К ночи метель усиливается, кружа снежинками над головой. Ветер треплет длинные каштановые волосы девушки, заплетенные в косы. Шапка остается лежать на земле. В ее глазах стоят слезы, поблескивая в свете серебристого ломтика луны и уличного освещения.
– Гастарбайтерша чокнутая! – отряхивается Мир, злобно посматривая на взволнованную девчонку. – Рябина, у нее черепно-мозговая травма, как врач тебе говорю! Ну ты и встрял, брат! Скорее всего, эта дворничиха без документов, – говорит он мне.
– Что-о-о?! – взрывается девчонка. Она снимает перекинутую через плечо текстильную цветную сумку, замахивается и с силой обрушивает ее на голову Мирослава. – Ах ты же…
Я испытываю сладкое удовлетворение, наблюдая за тем, как Боголюбова лупят. Отхожу на два шага, позволяя девчонке совершить справедливое возмездие над хамом. Ей-богу, сегодня он это заслужил!

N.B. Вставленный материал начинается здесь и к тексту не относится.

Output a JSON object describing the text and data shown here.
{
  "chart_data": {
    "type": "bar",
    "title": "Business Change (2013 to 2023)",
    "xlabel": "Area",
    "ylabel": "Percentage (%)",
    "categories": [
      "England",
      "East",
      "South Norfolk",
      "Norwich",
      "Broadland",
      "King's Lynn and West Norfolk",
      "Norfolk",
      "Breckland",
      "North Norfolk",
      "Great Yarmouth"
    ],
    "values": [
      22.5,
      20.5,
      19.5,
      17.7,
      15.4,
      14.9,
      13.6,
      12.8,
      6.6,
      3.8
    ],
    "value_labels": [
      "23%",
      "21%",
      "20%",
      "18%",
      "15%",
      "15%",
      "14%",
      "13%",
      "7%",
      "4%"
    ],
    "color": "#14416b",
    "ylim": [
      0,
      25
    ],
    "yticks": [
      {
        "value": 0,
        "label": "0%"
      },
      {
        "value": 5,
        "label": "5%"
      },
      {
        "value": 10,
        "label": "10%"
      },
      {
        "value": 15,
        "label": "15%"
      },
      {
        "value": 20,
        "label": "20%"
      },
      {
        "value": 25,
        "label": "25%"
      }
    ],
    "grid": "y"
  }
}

Мир закрывается руками от ее смелых ударов, а затем дергает девчонку за полы куртки, пытаясь остановить. Слышится звук рвущейся ткани. Из оторванного накладного кармана выпадает телефон незнакомки, звонко разбиваясь об лед.
Я грубо оттаскиваю Мира от девушки и встаю между ними. Он пыхтит, как кипящий чайник, и брезгливо поправляет на себе одежду. Девчонка до черта напугана, и я корю себя за то, что не пресек эту дурацкую потасовку на корню.
– Девушка, извините меня, – говорю я, всматриваясь в ее растерянные глаза. – Давайте я отвезу вас в больницу.
Я неловко протягиваю к ней руки и касаюсь ледяных ладоней в надежде успокоить. Крупная дрожь, сотрясающая ее, быстро передается мне.
На лице незнакомки застывает страдальческая маска, и я на мгновенье допускаю мысль, что девчонка тронулась умом при падении. Она гордо вскидывает подбородок и отвечает:
– Со мной были собаки. Три пса… Хью, Вилли и Джесси, – она загибает дрожащие пальчики и оглядывается по сторонам. – Я не знаю, как объяснить теперь их хозяевам… – громко всхлипывает. – Что вы наделали? Как я теперь…
Чувствую себя мудаком и убийцей. Переглядываюсь с Миром. Он стоит за спиной у девчонки и крутит пальцем у виска. Мир убеждает меня в своей правоте. Какие собаки? Я был так зол, что вообще ничего не видел. Может быть, их не было, и девчонка бредит?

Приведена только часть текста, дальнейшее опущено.